Menurut dia, dengan masuknya swasta dalam pengelolaan dan penyediaan air bersih, bukan berarti menutup akses masyarakat dalam mendapatkan sumber air yang layak konsumsi karena nantinya bisa diatur ada sumber mata air yang tetap dapat diakses langsung masyarakat.

"Dan alasannya remeh, yaitu karena nanti masyarakat tidak bisa mendapatkan akses air. Lah itu kan bisa diatur. Contohnya air minum dalam kemasan, itu mereka menjaga sekali sumber airnya. Makanya tidak bisa sembarangan. Tapi kalau masyarakat mau ambil dari sumber mata air itu, bisa diatur. Cuma ini kan masalah safety," kata dia.

Terkait polemik pengelolaan air bersih yang disampaikan oleh sejumlah LSM yang mendesak agar pengelolaan air bersih sepenuhnya dikelola BUMD, menurut Hariyadi, usulan itu justru menghambat realisasi pelayanan air bersih untuk seluruh warga.

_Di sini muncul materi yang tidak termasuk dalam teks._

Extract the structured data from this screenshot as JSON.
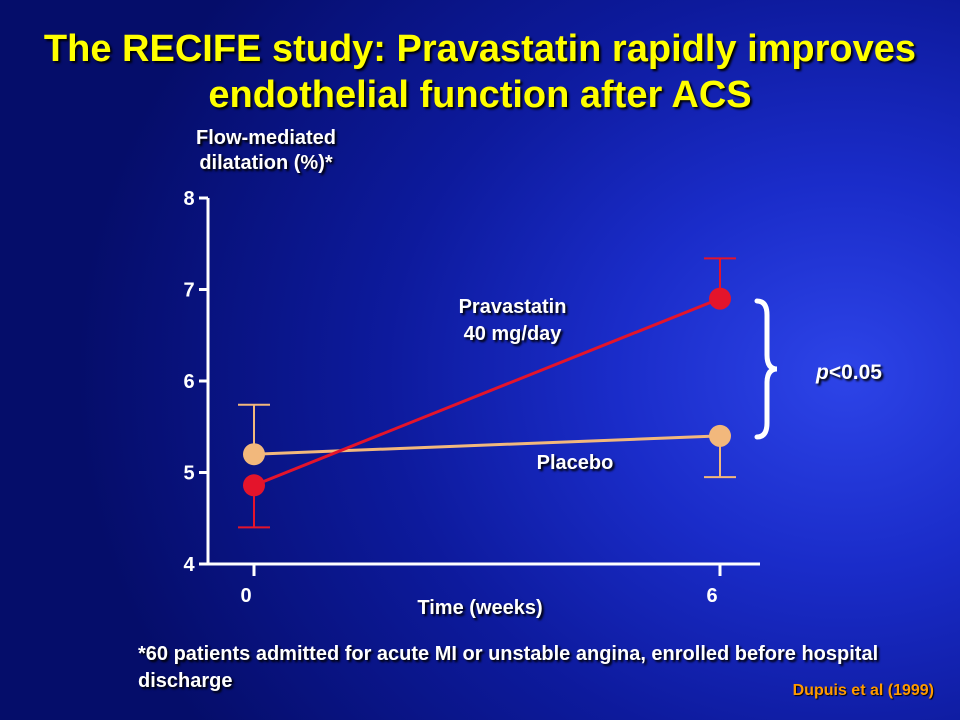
{
  "title": "The RECIFE study: Pravastatin rapidly improves endothelial function after ACS",
  "footnote": "*60 patients admitted for acute MI or unstable angina, enrolled before hospital discharge",
  "citation": "Dupuis et al (1999)",
  "significance": {
    "p_label": "p",
    "p_value": "<0.05"
  },
  "colors": {
    "pravastatin": "#e4142b",
    "placebo": "#f2b87c",
    "background": "#0d1a9c",
    "title": "#ffff00",
    "citation": "#ff9900"
  },
  "chart_data": {
    "type": "line",
    "title": "The RECIFE study: Pravastatin rapidly improves endothelial function after ACS",
    "xlabel": "Time (weeks)",
    "ylabel": "Flow-mediated dilatation (%)*",
    "x": [
      0,
      6
    ],
    "x_ticks": [
      0,
      6
    ],
    "y_ticks": [
      4,
      5,
      6,
      7,
      8
    ],
    "ylim": [
      4,
      8
    ],
    "grid": false,
    "series": [
      {
        "key": "pravastatin",
        "name_lines": [
          "Pravastatin",
          "40 mg/day"
        ],
        "values": [
          4.86,
          6.9
        ],
        "error_low": [
          4.4,
          null
        ],
        "error_high": [
          null,
          7.34
        ]
      },
      {
        "key": "placebo",
        "name": "Placebo",
        "values": [
          5.2,
          5.4
        ],
        "error_low": [
          null,
          4.95
        ],
        "error_high": [
          5.74,
          null
        ]
      }
    ]
  }
}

"Ini ada yang menggugat masalah UU Sumber Daya Air ke MK, akhirnya dikabulkan sehingga untuk investasi di bidang air ini harus BUMN atau BUMD. Kalau mereka tidak mampu baru swasta. Itu dampaknya akan terjadi pencari rente baru karena dikasihnya hanya boleh BUMN atau BUMD.‎ Akhirnya orang tidak mau investasi di situ," kata dia.

KPBU
Sebelumnya, Direktur Jenderal Cipta Karya Kementerian Pekerjaan Umum dan Perumahan Rakyat (PUPR) Danis Sumadilaga mengakui, APBN memang tidak mampu sepenuhnya memenuhi kebutuhan pembangunan Sistem Penyediaan Air Minum (SPAM) di dalam negeri.

"Sebetulnya diharapkan ini bukan dari APBN. APBN ini mungkin hanya mampu 30 persen, sisanya 70 persen diharapkan dari swasta," kata Danis.

Karena itu, lanjut Danis, dia berharap skema kerja sama pemerintah dan badan usaha (KPBU) untuk penyediaan air bersih ini bisa ditingkatkan. Dengan demikian, banyak SPAM yang bisa dibangun dalam rangka penyediaan air bersih bagi masyarakat.

Proyek penyediaan air bersih merupakan salah satu program Rencana Pembangunan Jangka Menengah Nasional (RPJMN) yang tak dapat memenuhi target hingga 2019 berakhir.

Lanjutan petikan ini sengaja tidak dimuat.